Les crises en Afrique du Nord contrarient l'Union africaine

Addis-Abeba, Ethiopie (PANA) – Les leaders de l'Union africaine, arrivés à Addis-Abeba, la capitale éthiopienne, pour les besoins du sommet des chefs d'Etat et de gouvernement de l'organisation pour résoudre les crises politiques en Afrique, ont dit être très mal à l'aise avec la situation créée par les nombreuses manifestations provoquées par la chute du régime tunisien.

Le président de la Commission de l'Union africaine, Jean Ping, s'est plaint samedi que malgré ses inquiétudes sur les tensions croissantes en Afrique du Nord, la plupart des pays concernés avaient refusé de solliciter de l'aide en dépit des crises civiles persistantes dont ils sont confrontés dans leurs pays.

"La Tunisie a connu sa révolution populaire qui fut soudaine et inattendue. Mais elle a respecté la Constitution, qui stipule que le président de l'Assemblée doit assurer l'intérim en cas de vacance du pouvoir", a affirmé M. Ping.

Le chef de l'UA s'est dit très préoccupé par “les révolutions estudiantines” mais il a fait savoir que l'UA est dans l'impossibilité de s'ingérer directement dans les affaires intérieures d'un pays du fait de sa souveraineté.

L'UA a lancé un appel pour une “courte transition” en Tunisie suite à la fuite du président Zine El Abidine Ben Ali.
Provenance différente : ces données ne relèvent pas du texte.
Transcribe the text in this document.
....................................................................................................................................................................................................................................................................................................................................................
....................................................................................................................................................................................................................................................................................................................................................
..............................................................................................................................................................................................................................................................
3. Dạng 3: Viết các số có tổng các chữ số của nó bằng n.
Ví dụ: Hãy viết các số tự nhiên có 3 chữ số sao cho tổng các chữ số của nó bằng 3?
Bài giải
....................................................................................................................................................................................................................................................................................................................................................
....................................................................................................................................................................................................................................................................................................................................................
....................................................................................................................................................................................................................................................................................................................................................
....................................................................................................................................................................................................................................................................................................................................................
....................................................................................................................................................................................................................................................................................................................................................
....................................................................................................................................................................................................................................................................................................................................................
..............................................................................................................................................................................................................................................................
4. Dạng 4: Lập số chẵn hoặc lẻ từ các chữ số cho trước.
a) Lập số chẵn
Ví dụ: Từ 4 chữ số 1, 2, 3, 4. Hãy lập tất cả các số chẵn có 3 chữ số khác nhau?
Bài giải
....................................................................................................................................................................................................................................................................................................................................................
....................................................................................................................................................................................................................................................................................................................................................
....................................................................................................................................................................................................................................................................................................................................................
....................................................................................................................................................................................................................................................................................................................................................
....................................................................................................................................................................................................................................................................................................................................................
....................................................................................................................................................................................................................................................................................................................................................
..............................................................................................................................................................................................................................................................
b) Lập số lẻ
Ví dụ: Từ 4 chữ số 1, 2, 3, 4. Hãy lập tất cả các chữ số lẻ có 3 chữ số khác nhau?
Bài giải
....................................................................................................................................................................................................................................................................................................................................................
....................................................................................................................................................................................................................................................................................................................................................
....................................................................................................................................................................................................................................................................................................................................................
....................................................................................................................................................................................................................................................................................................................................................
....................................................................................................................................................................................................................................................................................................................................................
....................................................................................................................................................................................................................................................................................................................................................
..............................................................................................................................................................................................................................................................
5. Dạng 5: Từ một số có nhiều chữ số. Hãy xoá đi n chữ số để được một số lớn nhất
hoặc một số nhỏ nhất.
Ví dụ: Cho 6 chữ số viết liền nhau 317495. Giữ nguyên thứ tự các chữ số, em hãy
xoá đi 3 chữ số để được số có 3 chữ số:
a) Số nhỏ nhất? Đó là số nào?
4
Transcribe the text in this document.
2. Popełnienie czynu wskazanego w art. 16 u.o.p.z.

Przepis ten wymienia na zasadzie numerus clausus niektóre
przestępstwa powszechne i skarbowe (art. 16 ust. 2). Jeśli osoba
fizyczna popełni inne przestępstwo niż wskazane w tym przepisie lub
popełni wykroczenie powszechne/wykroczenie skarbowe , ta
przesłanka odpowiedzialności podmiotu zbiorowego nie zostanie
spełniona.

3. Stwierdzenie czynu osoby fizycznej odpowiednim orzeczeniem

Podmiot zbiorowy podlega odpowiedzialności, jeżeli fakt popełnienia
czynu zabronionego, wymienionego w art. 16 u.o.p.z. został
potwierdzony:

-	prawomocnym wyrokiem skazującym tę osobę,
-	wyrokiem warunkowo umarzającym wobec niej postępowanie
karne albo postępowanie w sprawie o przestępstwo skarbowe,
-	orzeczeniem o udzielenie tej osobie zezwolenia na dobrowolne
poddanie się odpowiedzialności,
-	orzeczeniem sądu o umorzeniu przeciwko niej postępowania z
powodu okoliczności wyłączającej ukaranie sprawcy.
Les manifestants pour la démocratie en Tunisie ont inspiré d'autres manifestants en Afrique et dans le monde arabe.

L'UA a exigé des élections crédibles et transparentes pour permettre aux électeurs tunisiens de choisir leurs leaders.

"Nous espérons que la crise en Tunisie sera rapidement réglée conformément aux valeurs partagées de démocratie et des droits de l'Homme et la transition sera de courte durée pour permettre aux Tunisiens d'élire leurs leaders", a déclaré M. Ping qui a ajouté: "nous sommes préoccupés car si une manifestation d'étudiants doit déboucher sur une révolution, nous avons des raisons d'être inquiets".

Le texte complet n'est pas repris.